L’UOMO PERFETTO al De’ Servi: La recensione

Un luogo comune duro a morire pretenderebbe di farci sapere che le donne agognerebbero di  avere una compagnia maschile silente, osservante e adorante, al netto di quei difetti che il genere maschile non perderebbe occasione di manifestare. Ma esiste un uomo così ? Forse no, o forse non vale la pena di affannarsi a cercarlo, tanto oggi se ne può ordinare un clone alla officina del replicante, sempre più attiva e precisa in Cina e non solo.

Questa la leva di partenza dello spettacolo L’Uomo perfetto, al debutto ieri sera al Teatro de’ Servi e che rimarrà in scena fino al 26 gennaio.

La pièce regala momenti di semplice, ma puro divertimento, con le due attrici sul palcoscenico Nadia Rinaldi e Milena Miconi a dividersi equamente i non pochi passaggi comici e con la godibile performance del personaggio maschile interpretato  Gianclaudio Caretta nella parte del replicante, dalle movenze e dal linguaggio meccanico, declinato sui modelli delle intelligenze artificiali che ormai ci circondano.

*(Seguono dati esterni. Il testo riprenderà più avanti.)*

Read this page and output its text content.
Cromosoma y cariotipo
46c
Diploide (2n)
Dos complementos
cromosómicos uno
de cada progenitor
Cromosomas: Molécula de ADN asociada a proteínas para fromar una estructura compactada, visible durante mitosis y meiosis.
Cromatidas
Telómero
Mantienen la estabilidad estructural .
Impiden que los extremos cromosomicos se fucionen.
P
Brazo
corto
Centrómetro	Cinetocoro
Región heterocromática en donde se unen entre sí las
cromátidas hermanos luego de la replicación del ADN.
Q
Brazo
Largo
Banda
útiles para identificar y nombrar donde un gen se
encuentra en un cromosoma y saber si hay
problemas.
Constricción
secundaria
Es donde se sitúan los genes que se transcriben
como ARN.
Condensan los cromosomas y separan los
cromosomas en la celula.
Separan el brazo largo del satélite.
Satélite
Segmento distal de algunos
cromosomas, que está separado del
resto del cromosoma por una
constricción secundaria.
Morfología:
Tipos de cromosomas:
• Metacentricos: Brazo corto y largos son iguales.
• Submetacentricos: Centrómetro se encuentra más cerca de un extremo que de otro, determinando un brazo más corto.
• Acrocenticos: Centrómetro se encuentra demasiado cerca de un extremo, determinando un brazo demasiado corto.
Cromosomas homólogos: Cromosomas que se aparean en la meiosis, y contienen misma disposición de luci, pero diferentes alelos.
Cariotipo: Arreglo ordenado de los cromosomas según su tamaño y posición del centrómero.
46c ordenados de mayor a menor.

Per tenerci alla larga dal rischio dello spoiler non vorremmo riepilogare tutte le situazioni che le due protagoniste si trovano a dover gestire con quel modello tra i piedi, ma vale sicuramente la pena di segnalare la china esistenzialista (a nostro avviso di maggiore portata comica) che ad un certo punto il replicante comincia a sfogliare, domandandosi il perché della sua esistenza (proprio come uno Schopenauer o un Sartre qualunque).

L’azione si svolge all’interno di un appartamento dal gusto largamente sopra le righe, in tutto somigliante alla sommarietà culturale della sua proprietaria, e la sua azzeccata ricostruzione si deve a Mauro Paradisi. La regia di Diego Ruiz lascia intelligentemente tutto lo spazio ai protagonisti sulla scena, permettendo al copione di liberare le sue potenzialità, senza inutili grovigli registici.